Einen Monat nach den Ereignissen des Reichspogroms, der berüchtigten Kristallnacht, von denen oben die Rede war, wurde Rosemarie zur Gestapo beordert, wo man ihr klarmachte, dass sie das Land innerhalb von sechs Wochen zu verlassen habe, weil sie aus der Schweiz illegal eingereist sei. Was war zu tun? Es gab Agenturen, die Hausmädchen nach England vermittelten. Aber Rosemarie war eine höhere Tochter, wie man damals sagte, und kein Hausmädchen.

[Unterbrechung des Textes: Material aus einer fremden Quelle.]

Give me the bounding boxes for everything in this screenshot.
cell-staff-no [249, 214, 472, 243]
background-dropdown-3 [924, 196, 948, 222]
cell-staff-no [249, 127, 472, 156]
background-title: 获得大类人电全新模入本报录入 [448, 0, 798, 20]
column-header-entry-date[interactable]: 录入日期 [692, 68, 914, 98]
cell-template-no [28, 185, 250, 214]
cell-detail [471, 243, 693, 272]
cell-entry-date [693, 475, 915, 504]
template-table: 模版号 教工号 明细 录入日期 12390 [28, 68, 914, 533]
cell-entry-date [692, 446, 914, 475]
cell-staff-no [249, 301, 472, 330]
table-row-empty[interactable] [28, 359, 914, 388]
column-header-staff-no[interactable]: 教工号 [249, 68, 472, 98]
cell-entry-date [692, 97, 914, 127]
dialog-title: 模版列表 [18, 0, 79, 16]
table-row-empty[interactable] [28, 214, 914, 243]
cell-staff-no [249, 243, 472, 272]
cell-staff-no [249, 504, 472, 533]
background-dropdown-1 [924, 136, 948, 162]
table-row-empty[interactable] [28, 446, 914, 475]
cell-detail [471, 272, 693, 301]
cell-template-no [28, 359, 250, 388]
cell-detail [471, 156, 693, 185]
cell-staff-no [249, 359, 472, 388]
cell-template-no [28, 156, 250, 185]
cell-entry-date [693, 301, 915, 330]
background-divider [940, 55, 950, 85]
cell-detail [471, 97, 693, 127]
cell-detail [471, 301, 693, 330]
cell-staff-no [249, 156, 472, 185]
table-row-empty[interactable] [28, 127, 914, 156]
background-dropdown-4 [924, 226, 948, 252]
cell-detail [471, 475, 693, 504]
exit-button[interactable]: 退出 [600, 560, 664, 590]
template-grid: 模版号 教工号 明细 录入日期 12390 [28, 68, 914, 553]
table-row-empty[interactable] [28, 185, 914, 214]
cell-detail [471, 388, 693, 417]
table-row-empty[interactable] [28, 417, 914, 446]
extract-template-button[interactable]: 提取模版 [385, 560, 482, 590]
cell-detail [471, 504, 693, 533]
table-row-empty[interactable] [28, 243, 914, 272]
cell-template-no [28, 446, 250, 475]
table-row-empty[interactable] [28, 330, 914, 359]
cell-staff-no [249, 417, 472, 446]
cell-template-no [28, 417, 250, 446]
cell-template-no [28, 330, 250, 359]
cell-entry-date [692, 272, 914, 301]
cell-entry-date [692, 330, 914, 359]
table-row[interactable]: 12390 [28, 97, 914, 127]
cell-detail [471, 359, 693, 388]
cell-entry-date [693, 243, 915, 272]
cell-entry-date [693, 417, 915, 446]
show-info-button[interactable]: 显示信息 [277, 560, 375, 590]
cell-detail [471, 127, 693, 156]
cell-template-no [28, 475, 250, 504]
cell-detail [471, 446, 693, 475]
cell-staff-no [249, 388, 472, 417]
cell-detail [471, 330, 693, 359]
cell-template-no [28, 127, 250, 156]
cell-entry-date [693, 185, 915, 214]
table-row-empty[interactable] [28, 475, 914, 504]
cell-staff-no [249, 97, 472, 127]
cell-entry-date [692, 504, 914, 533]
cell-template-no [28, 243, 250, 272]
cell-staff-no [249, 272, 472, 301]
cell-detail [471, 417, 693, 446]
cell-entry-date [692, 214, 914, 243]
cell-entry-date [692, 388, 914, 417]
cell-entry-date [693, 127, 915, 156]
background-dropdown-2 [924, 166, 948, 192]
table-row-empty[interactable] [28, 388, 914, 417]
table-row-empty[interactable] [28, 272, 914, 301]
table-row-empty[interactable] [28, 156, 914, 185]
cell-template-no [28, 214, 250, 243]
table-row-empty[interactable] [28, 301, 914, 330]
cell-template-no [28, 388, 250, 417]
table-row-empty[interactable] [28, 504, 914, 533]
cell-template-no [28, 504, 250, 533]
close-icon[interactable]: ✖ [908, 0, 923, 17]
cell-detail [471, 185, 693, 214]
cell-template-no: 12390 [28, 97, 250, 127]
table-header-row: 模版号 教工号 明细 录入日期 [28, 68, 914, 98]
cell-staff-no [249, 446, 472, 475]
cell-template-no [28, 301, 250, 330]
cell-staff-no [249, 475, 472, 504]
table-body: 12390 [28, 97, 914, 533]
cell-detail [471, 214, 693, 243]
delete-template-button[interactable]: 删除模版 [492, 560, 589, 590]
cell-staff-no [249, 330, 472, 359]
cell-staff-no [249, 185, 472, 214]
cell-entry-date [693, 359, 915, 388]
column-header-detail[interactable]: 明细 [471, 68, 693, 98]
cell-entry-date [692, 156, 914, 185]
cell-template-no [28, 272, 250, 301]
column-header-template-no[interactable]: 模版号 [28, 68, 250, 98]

Die Familie Marienthal wurde aktiv; sie fälschte für Rosemarie eine ganze Vita als Haushilfe zusammen. Die Papiere bekundeten, dass sie kochen, bügeln, putzen, Betten machen und Toiletten reinigen konnte – was auch immer gewünscht war. Fiktive Empfehlungsschreiben von irgendwelchen Hausfrauen wurden beigefügt. Mit diesen Papieren konnte sie sich bewerben. Die Wirkung blieb nicht aus, es gab tatsächlich ein Angebot aus England. Im Februar 1939 gelangte sie nach High Wycombe im schönen Buckinghamshire, nordwestlich von London. Aber die Hausfrau, für die sie dort tätig sein musste, war ein regelrechter Drachen, überhaupt nicht interessiert an dem jüdischen Schicksal des Mädchens. Sie fand denn auch schnell heraus, dass Rosemarie nichts von alledem konnte, was in ihren wunderbaren Papieren stand. Hinzu kam, dass sie an der Schule zwar die alten Sprachen und Französisch gelernt hatte, nicht aber Englisch. Ein schwieriger Anfang.

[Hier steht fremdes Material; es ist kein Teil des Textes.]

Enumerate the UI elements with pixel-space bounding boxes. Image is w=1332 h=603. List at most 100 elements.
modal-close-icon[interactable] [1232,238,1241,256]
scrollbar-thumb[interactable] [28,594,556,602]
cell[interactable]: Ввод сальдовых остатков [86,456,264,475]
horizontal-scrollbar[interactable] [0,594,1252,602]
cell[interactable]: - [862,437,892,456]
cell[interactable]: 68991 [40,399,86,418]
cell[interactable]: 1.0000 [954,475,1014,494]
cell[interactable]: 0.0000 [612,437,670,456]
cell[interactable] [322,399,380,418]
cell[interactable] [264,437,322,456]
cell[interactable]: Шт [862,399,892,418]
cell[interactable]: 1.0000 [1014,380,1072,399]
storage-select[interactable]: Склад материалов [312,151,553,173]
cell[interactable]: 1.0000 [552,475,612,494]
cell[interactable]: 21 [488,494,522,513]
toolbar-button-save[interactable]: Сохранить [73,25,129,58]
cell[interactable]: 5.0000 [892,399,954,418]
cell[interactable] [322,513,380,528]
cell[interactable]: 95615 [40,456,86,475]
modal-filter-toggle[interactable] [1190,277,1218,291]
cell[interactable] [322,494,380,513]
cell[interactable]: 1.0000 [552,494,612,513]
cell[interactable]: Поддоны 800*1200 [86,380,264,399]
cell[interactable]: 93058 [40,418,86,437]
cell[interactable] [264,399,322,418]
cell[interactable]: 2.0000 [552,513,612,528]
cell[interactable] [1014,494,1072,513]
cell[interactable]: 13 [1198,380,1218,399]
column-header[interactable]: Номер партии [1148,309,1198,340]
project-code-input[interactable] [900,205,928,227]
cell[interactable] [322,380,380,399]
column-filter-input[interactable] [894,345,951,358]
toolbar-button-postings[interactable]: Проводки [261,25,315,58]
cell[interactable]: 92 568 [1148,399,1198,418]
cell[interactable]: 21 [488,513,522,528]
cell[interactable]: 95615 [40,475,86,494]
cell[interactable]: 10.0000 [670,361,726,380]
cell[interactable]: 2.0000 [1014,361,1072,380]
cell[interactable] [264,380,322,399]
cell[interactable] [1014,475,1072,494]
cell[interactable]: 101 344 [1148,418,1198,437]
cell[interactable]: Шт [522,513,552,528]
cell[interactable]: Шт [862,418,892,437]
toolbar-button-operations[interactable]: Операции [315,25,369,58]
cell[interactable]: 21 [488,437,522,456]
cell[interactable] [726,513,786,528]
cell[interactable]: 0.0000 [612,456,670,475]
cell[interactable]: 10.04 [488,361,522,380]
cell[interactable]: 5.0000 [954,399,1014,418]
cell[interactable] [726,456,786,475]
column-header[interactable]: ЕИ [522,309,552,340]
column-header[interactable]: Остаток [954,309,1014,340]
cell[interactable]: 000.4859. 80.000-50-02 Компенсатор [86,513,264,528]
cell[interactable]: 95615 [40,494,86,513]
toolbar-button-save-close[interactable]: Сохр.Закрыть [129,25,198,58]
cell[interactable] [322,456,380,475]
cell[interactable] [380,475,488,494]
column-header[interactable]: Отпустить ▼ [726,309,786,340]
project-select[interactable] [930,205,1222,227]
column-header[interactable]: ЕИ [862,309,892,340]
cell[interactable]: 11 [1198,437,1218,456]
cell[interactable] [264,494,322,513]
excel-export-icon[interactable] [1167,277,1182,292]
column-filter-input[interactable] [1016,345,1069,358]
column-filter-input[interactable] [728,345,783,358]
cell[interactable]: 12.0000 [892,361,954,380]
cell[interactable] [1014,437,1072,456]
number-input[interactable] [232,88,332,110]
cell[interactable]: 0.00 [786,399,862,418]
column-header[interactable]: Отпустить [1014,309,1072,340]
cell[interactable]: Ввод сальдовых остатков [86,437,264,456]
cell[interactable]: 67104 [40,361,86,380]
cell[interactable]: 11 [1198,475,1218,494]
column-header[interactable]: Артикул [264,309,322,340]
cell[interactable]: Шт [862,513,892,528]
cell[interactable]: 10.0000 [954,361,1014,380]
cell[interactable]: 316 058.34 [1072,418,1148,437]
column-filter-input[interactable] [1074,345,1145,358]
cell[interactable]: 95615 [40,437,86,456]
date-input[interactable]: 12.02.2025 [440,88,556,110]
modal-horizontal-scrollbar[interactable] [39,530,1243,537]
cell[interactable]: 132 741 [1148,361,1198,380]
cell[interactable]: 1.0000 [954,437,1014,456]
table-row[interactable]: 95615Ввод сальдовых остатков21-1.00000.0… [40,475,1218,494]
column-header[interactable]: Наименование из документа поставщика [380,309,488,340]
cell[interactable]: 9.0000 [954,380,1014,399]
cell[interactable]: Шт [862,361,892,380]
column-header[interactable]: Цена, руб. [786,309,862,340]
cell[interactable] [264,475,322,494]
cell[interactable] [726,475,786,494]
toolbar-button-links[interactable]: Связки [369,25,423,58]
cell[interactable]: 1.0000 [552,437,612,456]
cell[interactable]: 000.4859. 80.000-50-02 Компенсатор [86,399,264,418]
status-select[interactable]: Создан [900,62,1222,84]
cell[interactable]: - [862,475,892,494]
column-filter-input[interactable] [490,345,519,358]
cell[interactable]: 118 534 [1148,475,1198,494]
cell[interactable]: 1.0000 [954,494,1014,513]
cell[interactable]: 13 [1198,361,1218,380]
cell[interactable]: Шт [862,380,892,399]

Der einzige Trost waren die vielen Briefe, die sie auch in England regelmäßig aus Afrika erreichten. Sie stammten von dem jüdischen Arzt Herbert Molser, der früher einmal in Deutschland Rosemaries Onkel behandelt hatte und mit dem sie seit ihrer Zeit im Schweizer Internat in Briefkontakt stand. Molser war zwölf Jahre älter als Rosemarie und praktizierte nun in Belgisch-Kongo, dem afrikanischen Land, das später, nach der Unabhängigkeit, Zaire hieß und sich heute Demokratische Republik Kongo nennt. Rosemarie hatte die Briefe, die Herbert aus seiner afrikanischen Einsamkeit schrieb, anfangs nicht so recht ernst genommen. Da war der große Altersunterschied, und auch die Eltern waren skeptisch gewesen. Aber allmählich fand sie doch Gefallen an der Korrespondenz.
In seinen Briefen versuchte Herbert ihr klarzumachen, dass es nach dem Einmarsch der Deutschen in der Tschechoslowakei und dem Anschluss Österreichs nur noch eine Frage der Zeit sein würde, bis Rosemarie auch in England nicht mehr sicher war. Sie solle nach Afrika kommen; dort würde ihr nichts passieren, und außerdem konnte sie ihm in seiner Praxis helfen.